Ecco un’argilla particolare che assume il colore della neve con il suo bianco così caratteristico. Dal punto di vista cosmetico, vi presentiamo l’argilla bianca, altrimenti nota come Caolino, grazie alle sue proprietà benefiche per la pelle. Il nostro obiettivo è quello di metterla in risalto per farla scoprire o riscoprire. Immergiamoci quindi in questo universo legato alle origini geologiche della terra da cui proviene.
Il mondo minerale è infatti ricco di numerosi benefici, dai quali l’uomo ha saputo trarre il meglio per sé stesso. Ecco quindi una breve panoramica su questo prodotto importante per la nostra salute.
L'argilla bianca in polvere: un trattamento adatto alle pelli più sensibili
Ciò che sicuramente contraddistingue maggiormente l’argilla bianca in polvere dalle altre argille è la sua perfetta idoneità alle pelli delicate. Pertanto, le pelli che tendono a disidratarsi facilmente traggono un indubbio beneficio dal suo utilizzo. Dal punto di vista strutturale, l’argilla caolinica presenta un elevato contenuto di sali minerali e silice. Il suo colore bianco la distingue nettamente dalle altre argille colorate.
Il motivo è che, a differenza di queste, non presenta un’elevata concentrazione di ferro. Oltre al suo forte potere idratante, l’argilla bianca in polvere è anche un ottimo agente detergente e purificante. Al tatto risulta delicata e piacevole, senza provocare alcun bruciore alla pelle. Usatela quindi per preparare delle maschere senza alcuna preoccupazione. Bastano una decina di minuti.
Argilla bianca per i capelli: ottima contro l’eccesso di sebo
Allo stesso modo, è possibile sfruttare appieno l’argilla bianca in polvere per la cura dei vostri capelli. La sua applicazione assorbe il sebo prodotto dall'organismo e che affiora sulla superficie cutanea. È garanzia di alta qualità per una chioma forte e sana. I capelli secchi traggono particolare beneficio dal suo utilizzo, poiché è particolarmente indicata per loro.
Un altro modo per utilizzare questa argilla è quello di usarla come sapone, semplicemente mescolandola con un po’ di acqua tiepida.
L'argilla caolinica può essere utilizzata anche nelle ricette di dentifricio naturale. Questo prodotto ha la capacità di purificare la bocca e l’alito. Se abbinato al bicarbonato di sodio e all’olio essenziale di menta o di eucalipto, risulta molto efficace.
La versione in polvere: un materiale immacolato
Il miglior uso che potete fare dell’argilla caolinica è quando la si trova in forma polverosa. Questo stato è il risultato di una corretta lavorazione a monte durante la sua produzione.

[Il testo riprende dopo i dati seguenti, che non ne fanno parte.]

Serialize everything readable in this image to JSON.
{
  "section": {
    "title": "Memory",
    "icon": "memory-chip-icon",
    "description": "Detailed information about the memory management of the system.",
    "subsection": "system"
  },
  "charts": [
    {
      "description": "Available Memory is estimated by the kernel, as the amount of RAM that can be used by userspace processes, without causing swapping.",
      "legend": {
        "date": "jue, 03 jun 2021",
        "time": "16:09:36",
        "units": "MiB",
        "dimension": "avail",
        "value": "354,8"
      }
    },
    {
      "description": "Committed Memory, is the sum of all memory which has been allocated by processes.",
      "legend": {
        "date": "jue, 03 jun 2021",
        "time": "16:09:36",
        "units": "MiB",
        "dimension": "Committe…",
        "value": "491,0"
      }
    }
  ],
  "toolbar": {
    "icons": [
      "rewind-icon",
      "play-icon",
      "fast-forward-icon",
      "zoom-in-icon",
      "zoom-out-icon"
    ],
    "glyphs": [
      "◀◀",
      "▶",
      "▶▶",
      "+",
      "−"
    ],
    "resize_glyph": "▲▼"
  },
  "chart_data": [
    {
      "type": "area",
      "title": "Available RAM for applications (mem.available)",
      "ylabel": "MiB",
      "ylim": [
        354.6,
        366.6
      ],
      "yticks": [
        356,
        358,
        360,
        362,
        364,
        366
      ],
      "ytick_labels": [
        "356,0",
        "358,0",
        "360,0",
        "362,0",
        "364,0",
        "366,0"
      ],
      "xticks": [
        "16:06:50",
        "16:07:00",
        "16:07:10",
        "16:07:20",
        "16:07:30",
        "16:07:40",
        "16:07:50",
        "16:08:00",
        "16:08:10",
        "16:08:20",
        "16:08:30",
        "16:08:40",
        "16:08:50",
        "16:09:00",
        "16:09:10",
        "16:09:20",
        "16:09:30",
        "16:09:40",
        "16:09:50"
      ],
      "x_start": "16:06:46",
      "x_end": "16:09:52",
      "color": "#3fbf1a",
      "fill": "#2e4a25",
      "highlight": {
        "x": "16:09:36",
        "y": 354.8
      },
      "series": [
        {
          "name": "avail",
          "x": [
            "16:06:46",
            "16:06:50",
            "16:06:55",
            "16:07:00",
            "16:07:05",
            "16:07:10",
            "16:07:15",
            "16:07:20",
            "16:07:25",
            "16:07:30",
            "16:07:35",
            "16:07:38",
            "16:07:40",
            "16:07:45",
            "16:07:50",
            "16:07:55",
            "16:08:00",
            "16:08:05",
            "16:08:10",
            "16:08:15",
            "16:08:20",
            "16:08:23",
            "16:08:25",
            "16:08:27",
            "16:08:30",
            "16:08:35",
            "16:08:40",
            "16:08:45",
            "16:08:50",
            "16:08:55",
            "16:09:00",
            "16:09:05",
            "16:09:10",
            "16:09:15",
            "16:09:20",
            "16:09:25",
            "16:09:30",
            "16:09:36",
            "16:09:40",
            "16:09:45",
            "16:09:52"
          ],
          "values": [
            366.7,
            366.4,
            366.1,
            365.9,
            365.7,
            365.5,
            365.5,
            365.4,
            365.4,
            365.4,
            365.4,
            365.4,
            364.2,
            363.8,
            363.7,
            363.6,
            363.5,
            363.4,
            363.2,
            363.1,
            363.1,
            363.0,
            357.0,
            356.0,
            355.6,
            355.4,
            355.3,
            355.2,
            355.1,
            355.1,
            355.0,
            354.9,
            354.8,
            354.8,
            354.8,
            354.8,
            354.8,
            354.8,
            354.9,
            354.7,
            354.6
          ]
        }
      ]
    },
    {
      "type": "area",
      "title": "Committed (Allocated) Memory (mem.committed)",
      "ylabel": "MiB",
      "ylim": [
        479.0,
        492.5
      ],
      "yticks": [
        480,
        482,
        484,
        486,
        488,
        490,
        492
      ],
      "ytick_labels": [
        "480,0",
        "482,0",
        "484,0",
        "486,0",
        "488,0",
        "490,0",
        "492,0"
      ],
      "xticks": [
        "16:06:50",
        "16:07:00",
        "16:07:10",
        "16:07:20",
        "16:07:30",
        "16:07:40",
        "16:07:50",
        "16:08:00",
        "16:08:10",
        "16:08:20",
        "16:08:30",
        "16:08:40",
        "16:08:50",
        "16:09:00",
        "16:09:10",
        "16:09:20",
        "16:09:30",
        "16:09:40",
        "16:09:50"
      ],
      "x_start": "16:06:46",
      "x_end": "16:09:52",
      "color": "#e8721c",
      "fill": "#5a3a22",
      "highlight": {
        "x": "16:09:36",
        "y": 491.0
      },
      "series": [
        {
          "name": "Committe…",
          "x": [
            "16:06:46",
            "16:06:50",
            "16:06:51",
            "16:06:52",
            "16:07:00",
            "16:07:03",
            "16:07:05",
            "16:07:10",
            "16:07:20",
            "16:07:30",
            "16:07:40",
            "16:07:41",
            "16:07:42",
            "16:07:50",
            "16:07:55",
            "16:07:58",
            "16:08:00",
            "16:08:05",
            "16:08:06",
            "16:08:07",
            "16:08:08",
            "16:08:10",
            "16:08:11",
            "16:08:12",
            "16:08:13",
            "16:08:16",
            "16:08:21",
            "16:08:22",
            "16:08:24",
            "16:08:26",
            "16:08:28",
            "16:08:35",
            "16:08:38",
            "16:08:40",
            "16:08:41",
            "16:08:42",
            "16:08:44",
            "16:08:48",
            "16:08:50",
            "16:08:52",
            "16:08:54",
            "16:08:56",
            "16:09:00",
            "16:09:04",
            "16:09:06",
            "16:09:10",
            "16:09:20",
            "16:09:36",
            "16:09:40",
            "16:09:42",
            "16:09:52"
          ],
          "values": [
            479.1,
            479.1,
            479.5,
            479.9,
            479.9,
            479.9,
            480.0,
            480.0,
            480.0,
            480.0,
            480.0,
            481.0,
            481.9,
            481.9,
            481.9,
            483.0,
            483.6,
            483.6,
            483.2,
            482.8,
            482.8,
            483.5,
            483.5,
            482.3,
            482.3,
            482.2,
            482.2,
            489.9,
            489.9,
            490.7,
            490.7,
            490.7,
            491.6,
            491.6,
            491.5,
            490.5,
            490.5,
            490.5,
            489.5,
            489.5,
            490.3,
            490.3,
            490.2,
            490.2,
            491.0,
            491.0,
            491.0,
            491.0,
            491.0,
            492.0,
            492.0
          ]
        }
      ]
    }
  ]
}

Il produttore ha infatti fatto la scelta intelligente di lasciarla asciugare liberamente al sole. Essendo diventato un prodotto finissimo, la sua manipolazione è molto agevole.
Vi sconsigliamo inoltre di utilizzare utensili di qualsiasi tipo durante l'uso, per evitare che l'argilla si ossidi. Poiché l'argilla non è soggetta al fenomeno della decomposizione, è possibile conservarla a tempo indeterminato. È tuttavia necessario assicurarsi di conservarla in un luogo asciutto e al riparo dalla luce e dall'aria.
L'argilla caolinica: da dove proviene esattamente?
In origine, l’argilla bianca in polvere proviene da rocce composte principalmente da silicati in forma di strati. La sua proprietà allo stato naturale è quella di assorbire fortemente l’acqua. È molto malleabile e, in questo senso, possiede una vera e propria plasticità. L’argilla è un materiale il cui volume aumenta per rigonfiamento. Da un punto di vista geologico, l’argilla è una sorta di sapone che favorisce il verificarsi di frane. Su larga scala, è all’origine del movimento delle placche tettoniche.
Tra i suoi componenti figurano, tra l'altro, minerali argillosi, quarzo, sostanze organiche, carbonato e solfuro di ferro.
L'argilla caolinica si forma a seguito della disgregazione delle rocce. Questo fenomeno può verificarsi in loco per decalcificazione oppure durante il trasporto su lunghe distanze. Il freddo contribuisce in misura minima a questo fenomeno, mentre l'umidità e il calore lo favoriscono notevolmente.
Per concludere, sappiate che Kaolin è la città cinese in cui è stata scoperta. Questo spiega il motivo del suo altro nome.